These detailed analyses clearly divide lncRNA expressed in breast cancer in three categories, they are either expressed by cancer cells and belong to the estrogen signaling pathways or they are expressed by the main cell types of the tumor microenvironment: lymphocytes and fibroblasts.

Expression of lncRNAs in breast cancer cell lines and single cell RNA-seq data

To clearly associate lncRNAs with cell type specific expression in breast cancer, we investigated lncRNA expression in a panel of breast cancer cell lines29. Differential expression analysis of breast cancer cell lines according to molecular subtypes confirmed that the lncRNAs with significantly high expression in Luminal A and Luminal B (ER + ) cell lines belonged to cluster 1. The top three lncRNAs for both Luminal subtypes are shown in Supplementary Fig. 7a, b.

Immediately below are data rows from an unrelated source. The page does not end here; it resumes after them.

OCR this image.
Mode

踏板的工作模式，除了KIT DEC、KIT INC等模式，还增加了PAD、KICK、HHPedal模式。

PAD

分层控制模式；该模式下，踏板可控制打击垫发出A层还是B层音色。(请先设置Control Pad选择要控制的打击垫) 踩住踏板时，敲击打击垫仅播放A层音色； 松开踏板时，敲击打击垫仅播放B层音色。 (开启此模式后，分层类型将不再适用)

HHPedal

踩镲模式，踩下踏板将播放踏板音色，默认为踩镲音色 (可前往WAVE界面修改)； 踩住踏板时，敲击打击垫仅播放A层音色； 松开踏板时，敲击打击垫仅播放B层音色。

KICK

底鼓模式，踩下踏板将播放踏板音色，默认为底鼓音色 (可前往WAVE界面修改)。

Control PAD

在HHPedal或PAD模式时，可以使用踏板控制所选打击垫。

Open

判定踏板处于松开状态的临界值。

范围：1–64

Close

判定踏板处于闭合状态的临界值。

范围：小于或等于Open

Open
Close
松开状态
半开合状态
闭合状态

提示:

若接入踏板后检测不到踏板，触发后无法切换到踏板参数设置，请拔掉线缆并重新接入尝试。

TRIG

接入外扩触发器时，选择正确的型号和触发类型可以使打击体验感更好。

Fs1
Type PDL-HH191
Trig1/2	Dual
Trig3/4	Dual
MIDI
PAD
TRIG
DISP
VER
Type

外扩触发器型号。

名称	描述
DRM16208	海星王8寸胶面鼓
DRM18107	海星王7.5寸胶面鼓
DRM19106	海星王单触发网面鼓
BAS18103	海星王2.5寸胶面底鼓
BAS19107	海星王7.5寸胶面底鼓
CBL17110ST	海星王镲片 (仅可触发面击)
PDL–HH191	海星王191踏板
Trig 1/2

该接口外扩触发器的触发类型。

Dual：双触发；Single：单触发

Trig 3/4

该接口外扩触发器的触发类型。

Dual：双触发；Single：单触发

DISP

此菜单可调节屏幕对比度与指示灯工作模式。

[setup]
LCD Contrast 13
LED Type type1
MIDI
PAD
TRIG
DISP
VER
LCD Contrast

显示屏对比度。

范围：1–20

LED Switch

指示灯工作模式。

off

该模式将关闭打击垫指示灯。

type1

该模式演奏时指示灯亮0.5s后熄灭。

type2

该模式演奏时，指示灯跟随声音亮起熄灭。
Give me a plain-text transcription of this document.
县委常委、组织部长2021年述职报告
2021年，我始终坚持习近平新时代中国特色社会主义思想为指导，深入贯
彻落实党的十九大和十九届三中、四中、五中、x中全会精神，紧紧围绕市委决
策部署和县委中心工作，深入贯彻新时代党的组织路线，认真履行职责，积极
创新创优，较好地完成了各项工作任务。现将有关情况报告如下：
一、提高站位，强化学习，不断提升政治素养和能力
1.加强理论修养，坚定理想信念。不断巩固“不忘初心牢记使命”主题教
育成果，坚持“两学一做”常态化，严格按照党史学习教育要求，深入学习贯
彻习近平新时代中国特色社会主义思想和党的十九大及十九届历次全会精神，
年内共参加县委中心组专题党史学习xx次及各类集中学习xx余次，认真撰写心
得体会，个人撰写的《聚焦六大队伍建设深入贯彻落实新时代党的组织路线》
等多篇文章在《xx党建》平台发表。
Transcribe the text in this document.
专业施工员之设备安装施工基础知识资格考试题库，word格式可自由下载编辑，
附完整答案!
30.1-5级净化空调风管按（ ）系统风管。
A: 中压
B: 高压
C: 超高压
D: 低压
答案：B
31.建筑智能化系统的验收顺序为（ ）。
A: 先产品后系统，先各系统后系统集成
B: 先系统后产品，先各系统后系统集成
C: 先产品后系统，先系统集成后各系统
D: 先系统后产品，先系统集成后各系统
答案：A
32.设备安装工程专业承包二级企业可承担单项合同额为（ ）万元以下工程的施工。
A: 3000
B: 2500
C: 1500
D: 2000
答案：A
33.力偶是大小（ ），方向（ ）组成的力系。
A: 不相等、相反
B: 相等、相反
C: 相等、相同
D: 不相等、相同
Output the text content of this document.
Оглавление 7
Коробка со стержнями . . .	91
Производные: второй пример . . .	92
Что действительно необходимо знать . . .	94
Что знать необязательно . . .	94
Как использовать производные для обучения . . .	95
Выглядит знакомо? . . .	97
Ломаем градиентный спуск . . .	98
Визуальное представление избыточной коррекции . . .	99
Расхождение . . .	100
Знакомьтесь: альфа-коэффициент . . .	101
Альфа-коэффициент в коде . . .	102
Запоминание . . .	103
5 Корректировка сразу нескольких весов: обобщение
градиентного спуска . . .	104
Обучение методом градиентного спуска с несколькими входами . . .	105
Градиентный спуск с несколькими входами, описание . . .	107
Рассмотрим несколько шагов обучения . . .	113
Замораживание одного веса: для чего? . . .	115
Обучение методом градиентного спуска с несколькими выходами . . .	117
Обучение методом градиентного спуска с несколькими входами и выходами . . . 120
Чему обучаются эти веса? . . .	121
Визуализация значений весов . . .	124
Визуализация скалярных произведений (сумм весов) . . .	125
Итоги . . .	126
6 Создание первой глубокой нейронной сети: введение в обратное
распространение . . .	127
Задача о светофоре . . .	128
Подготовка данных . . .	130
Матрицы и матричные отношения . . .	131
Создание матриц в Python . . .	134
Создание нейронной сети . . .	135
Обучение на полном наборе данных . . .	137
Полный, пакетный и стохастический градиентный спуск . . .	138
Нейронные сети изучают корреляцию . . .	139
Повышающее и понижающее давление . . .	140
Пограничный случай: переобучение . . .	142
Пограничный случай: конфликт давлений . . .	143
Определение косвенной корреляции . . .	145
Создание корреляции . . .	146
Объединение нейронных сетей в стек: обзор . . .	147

Overall, cluster 1 lncRNAs were expressed at higher levels in the Luminal cell lines (Supplementary Fig. 7c, d). Cluster 2 lncRNAs, which we identify as mainly being expressed in fibroblasts of the tumor microenvironment, showed highest expression in cell lines of the Normal-like subtype. In cluster 3, 20% of the lncRNAs were not expressed in any breast cancer cell lines, but the remaining cluster 3 lncRNAs had the highest expression in Basal, Claudin-low, and Normal-like, ER- cell lines (Supplementary Fig. 7e–h). All the lncRNAs that significantly defined each subtype cell lines from the rest are included in Supplementary Data 5.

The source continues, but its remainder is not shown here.